The rub: a 2002 contract between DuPont and Monsanto that gave DuPont access to Monsanto's gene prohibits DuPont from combining it with any other company's glyphosate-tolerant gene in the same plant.
Monsanto wants to enforce the contract. DuPont says this "stacking" clause in the contract was nullified when in 2008 the U.S. Justice Department ordered Monsanto to abandon similar restrictions on cottonseed breeders.
The WSJ noted the DuPont position: "Monsanto's so-called 'stacking' restriction is one of many practices that Monsanto engages in to limit the availability of competitive products. Seed companies should be able to offer combinations of traits and germplasm without restrictions imposed by trait providers that attempt to limit those combinations."
The St. Louis BizJournal gives some of the rhetoric from Monsanto: "As the saying goes, imitation is the sincerest form of flattery," said Monsanto Chief Executive Officer Hugh Grant in a statement. "However, unlawfully taking technology is neither imitation nor flattery; it is unethical and wrong. A true technology company respects patents and its contractual agreements and delivers new products through its own innovation and honest collaboration. DuPont has failed on all counts."

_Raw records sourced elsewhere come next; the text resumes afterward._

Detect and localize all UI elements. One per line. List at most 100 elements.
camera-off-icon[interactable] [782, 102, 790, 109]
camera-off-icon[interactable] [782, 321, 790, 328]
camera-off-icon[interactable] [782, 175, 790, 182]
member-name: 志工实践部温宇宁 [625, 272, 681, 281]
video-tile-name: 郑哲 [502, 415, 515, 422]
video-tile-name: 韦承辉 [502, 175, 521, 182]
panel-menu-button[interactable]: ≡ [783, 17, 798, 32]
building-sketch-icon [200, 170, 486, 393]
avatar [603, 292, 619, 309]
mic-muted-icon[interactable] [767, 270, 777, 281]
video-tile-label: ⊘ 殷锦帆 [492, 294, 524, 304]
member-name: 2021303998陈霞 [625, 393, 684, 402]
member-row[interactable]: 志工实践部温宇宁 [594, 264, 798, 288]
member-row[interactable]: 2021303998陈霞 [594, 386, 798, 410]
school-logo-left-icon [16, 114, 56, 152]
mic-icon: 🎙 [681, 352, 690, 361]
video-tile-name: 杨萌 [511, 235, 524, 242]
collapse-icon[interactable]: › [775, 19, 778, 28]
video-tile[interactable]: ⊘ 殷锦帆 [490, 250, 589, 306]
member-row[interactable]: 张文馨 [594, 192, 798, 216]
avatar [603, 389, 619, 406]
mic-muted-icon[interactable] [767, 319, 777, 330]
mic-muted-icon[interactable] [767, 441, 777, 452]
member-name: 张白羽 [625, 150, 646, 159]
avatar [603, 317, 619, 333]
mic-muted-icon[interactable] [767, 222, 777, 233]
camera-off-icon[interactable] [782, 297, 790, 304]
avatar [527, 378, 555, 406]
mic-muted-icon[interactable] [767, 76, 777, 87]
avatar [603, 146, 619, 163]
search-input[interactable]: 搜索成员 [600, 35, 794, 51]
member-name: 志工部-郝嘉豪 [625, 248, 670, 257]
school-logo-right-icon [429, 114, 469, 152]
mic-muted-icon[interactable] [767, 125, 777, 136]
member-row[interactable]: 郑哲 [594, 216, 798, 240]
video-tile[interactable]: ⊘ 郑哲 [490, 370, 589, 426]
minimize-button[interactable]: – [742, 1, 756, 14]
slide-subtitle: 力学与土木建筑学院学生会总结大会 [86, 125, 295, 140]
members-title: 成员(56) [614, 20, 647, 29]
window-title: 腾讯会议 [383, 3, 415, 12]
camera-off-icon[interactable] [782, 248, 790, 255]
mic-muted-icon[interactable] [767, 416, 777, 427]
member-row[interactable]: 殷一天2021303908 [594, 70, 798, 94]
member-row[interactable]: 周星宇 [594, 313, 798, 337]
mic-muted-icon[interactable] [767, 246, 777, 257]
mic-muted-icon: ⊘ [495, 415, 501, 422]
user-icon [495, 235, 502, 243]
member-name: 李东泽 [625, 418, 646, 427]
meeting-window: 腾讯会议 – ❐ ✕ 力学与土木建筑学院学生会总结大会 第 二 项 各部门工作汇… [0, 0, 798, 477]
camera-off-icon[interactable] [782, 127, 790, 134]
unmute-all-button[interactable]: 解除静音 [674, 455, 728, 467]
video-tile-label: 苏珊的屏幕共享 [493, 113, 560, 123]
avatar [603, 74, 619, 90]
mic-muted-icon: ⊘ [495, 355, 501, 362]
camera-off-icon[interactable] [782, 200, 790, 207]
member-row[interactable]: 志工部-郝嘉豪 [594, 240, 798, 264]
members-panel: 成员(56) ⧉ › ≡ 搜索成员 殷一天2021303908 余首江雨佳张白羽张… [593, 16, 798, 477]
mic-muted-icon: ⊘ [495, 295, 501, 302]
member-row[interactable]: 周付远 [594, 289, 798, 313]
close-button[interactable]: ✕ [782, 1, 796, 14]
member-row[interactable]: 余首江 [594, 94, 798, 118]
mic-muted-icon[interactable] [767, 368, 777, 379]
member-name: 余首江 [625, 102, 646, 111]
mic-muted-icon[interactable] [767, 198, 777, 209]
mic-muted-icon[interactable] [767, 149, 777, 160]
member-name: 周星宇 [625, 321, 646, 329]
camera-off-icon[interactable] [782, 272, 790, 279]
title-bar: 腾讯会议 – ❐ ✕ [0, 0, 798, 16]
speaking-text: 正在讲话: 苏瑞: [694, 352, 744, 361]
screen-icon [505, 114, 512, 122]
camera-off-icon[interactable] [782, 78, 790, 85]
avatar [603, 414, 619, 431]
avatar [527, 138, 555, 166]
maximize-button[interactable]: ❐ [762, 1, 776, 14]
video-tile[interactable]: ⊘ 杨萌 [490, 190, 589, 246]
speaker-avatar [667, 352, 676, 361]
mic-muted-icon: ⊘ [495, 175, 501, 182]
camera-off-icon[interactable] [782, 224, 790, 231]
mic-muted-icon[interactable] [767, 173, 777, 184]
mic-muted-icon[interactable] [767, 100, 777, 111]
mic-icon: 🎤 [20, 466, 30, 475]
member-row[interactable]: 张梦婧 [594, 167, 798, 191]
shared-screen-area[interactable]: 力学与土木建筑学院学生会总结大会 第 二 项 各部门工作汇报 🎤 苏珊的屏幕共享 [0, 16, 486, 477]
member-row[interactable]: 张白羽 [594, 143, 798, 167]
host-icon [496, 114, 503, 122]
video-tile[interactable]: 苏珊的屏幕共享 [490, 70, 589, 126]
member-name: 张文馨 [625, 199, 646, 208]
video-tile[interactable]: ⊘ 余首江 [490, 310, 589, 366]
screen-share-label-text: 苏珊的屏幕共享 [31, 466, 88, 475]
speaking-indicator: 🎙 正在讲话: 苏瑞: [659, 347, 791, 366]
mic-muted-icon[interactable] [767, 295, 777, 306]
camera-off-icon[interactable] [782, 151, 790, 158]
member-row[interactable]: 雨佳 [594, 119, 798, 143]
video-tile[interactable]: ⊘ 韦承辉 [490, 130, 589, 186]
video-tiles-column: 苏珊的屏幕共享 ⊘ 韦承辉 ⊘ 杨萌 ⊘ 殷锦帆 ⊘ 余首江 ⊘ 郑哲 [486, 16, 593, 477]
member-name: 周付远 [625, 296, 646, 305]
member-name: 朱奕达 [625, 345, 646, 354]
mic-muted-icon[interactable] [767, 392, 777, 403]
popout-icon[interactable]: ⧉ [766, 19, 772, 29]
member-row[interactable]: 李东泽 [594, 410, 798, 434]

The BizJournal gave further detail on the DOJ action (via statements from James Borel of DuPont: In 2008, the U.S. Department of Justice required that Monsanto abandon similar “stacking” restrictions it imposed on its licensees producing Roundup Ready cottonseed as a condition to its acquisition of cotton seed company Delta & Pine Land, according to Borel.
“Monsanto has a long history of using litigation and aggressive tactics to preserve their monopoly and attempt to intimidate customers, seed partners and competitors," he said in a statement.
Note that Borel mentioned aggressive tactics as to seed PARTNERS. Here, the dispute is more about license terms (state law issue) than it is about the patent itself.